Donatella Arpaia has fond memories of a dramatic salad.
“I grew up in the restaurant business. My father had a restaurant for 40 years in Long Island called La Tavernetta,” Arpaia, a lawyer turned restaurateur and Food Network “Iron Chef” judge, said in an e-mail interview. “He was famous for
his Caesar salad, which his waiters prepared tableside. I loved the drama and the taste was so delicious I still salivate.
“I have tried to replicate that dressing, but still have not achieved that taste memory (yet).”
Following the European custom, Arpaia prefers her salads as a side, not a meal in itself. And it’s best served after the main course.
For the Associated Press’ Salads of Summer series, Arpaia offered a marinated zucchini salad inspired by a dish her mother served when she was a child.
“Growing up, my mother served this classic Puglian dish of basically fried or grilled zucchini discs with mint, garlic and vinegar whenever she had guests over,” Arpaia said. “She prepared it on a platter. It was great because the longer it sat in the marinade the better it was.
“When I was developing my menu for Donatella Restaurant, I wanted to have this dish on the menu in some form. My chef, who knows how much I love arugula, suggested we transform this dish into a salad. It’s become one of our best sellers!”
Zucchini salad
For the dressing:
1/4 cup extra-virgin olive oil
1 teaspoon honey
Zest and juice of 1 lemon
1 clove garlic, diced
2 tablespoons toasted fennel seeds
Salt and ground black pepper
For the marinade:
3/4 cup red wine vinegar
3 large cloves garlic, finely chopped
Kosher salt and ground black pepper
30 fresh mint leaves, finely sliced
For the zucchini:
Olive oil, for frying
3-4 medium zucchini, sliced diagonally into 1/4-inch rounds
6 cups arugula (preferably the smaller spicy variety known as rocket)
1/4 cup ricotta salata
To prepare the dressing: In a small bowl whisk together the oil, honey, lemon zest and juice, garlic and fennel seeds. Season with salt and pepper, then set aside.
To prepare the marinade: In a small bowl combine the vinegar, garlic and 1/4 teaspoon each of salt and pepper. Add the mint and set aside.

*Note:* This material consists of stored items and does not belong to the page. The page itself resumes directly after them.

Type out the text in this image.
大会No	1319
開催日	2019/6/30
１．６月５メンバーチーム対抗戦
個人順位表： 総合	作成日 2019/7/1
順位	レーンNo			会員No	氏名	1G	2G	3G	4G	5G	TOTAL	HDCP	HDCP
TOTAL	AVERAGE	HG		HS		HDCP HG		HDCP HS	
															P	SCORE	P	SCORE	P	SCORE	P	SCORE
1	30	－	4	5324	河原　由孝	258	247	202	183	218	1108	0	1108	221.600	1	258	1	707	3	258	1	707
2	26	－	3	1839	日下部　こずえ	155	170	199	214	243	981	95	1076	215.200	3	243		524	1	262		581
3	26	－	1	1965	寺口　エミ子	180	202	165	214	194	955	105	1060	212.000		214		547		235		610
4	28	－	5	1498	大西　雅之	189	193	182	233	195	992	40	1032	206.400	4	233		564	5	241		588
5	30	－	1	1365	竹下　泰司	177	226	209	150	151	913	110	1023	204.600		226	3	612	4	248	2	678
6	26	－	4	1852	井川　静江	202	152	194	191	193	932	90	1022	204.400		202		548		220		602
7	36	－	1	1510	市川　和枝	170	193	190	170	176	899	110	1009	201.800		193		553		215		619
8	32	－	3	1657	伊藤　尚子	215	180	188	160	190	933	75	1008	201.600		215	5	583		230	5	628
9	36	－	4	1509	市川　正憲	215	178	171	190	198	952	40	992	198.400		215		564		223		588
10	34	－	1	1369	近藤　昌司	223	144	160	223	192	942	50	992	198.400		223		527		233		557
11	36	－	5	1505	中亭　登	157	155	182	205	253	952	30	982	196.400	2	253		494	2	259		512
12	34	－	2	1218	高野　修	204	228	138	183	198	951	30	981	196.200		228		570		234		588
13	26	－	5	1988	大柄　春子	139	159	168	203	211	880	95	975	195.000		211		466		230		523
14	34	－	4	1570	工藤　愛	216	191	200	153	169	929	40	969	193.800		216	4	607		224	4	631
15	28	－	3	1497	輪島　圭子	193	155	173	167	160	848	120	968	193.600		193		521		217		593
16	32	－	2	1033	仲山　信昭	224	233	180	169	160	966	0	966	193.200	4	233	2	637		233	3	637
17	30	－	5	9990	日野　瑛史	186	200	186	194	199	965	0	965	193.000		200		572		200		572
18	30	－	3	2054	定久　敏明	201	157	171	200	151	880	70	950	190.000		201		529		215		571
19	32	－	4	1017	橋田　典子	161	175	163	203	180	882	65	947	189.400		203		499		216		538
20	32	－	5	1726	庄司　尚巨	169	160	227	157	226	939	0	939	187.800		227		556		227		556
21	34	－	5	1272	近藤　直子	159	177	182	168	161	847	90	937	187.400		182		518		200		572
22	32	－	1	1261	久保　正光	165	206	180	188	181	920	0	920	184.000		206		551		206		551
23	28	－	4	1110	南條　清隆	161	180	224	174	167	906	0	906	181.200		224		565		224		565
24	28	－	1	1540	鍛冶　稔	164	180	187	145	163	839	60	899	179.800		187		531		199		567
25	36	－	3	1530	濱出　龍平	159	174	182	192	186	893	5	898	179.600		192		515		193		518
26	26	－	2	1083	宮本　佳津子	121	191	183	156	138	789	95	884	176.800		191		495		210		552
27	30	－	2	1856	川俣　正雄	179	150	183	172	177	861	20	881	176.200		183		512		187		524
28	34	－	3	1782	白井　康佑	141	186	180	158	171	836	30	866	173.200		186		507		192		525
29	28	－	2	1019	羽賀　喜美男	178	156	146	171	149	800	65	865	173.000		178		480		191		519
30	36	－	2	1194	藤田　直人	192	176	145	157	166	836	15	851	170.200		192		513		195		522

To prepare the salad: In a large skillet over medium-high, heat about 1/4 inch of olive oil until hot but not smoking. Working in batches if necessary, slide the zucchini slices into the skillet in a single layer. Do not crowd the skillet. Fry, turning the slices often with a fork, for 7 minutes, or until golden and flecked with dark spots.
As the zucchini slices finish frying, transfer them to the marinade. Let the zucchini marinate for at least 10 minutes.
To assemble the salad, place the arugula in a large bowl. Remove the zucchini slices from the marinade and add to the arugula. Drizzle with the dressing, then toss gently. Top with shaved ricotta salata.
Makes 6 servings. Per serving: 220 calories; 180 calories from fat (81 percent of total calories); 20 g fat (3 g saturated; 0 g trans fats); 5 mg cholesterol; 7 g carbohydrate; 3 g protein; 2 g fiber; 350 mg sodium.